Rav Naftali Tzvi Yehuda Berlin known as the Netziv was renowned for his tremendous diligence in Torah learning. At a young age, he took upon himself to learn twelve hours a day every single day of the year. Day in and day out, he was always studying Torah with passion and fervor. One year, shortly after the Yom Kippur services had concluded, his father- in-law and a few other Torah scholars were walking home. They heard the sweet sounds of Torah learning and went to see who could be studying so soon after the fast’s conclusion. The Netziv’s father-in-law smiled when they peered into the room and saw the Netziv already deeply engrossed in his learning.

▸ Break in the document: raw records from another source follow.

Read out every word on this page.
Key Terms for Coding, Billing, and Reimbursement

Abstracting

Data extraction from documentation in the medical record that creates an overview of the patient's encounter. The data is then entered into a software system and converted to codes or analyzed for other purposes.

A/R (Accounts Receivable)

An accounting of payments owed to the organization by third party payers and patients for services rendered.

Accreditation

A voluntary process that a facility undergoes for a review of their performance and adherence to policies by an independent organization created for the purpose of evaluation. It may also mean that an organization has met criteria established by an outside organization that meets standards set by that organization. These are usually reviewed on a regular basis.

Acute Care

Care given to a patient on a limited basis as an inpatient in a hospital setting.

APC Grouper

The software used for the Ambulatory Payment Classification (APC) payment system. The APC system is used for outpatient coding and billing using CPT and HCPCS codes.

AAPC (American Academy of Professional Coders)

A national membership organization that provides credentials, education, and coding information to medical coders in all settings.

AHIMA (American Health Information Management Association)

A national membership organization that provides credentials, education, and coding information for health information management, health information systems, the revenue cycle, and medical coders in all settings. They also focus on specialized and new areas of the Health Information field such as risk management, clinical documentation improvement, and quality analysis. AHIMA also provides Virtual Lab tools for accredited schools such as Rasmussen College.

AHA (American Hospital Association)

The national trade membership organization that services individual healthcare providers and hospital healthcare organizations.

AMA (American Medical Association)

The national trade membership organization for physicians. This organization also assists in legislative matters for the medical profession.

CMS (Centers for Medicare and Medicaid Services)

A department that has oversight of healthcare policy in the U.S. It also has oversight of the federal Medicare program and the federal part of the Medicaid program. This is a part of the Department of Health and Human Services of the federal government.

Although the Netziv literally invested his whole life in his studies, he still attributed his success in becoming one of the greatest Torah scholars and leaders of his generation to his prayers. With the exception of Rosh Hashana, when some say that crying is forbidden, his tears would flow freely every day, twice a day, when he said the blessing of “Ahava Rabba” (“abundant love”) before Shema. He testified that on a day when he did not cry during this prayer, he did not have insights in his Torah learning (heard from Rav Shlomo Brevda).
The story is told of a student who visited Volozhin, where the Netziv was Rosh Yeshiva. Towards evening, the visitor prepared to leave but his host urged him to stay until the next day for the morning services. He told him that just seeing the way that the Netziv recited the prayer of Ahava Rabba would change his entire life (heard from Rav Don Segal).
Why is it that the Netziv and other Torah giants placed such emphasis on Ahava Rabba, and attributed their success in life to reciting this prayer with intense emotion? The answer clearly lies beyond its movingly poetic composition. Rather, Hashem’s deep love for the Jewish people is expressed in this blessing a number of times. By examining these expressions we come to a deeper understanding of Hashem’s great love for us and form a deeper, more passionate relationship with Him and His Torah.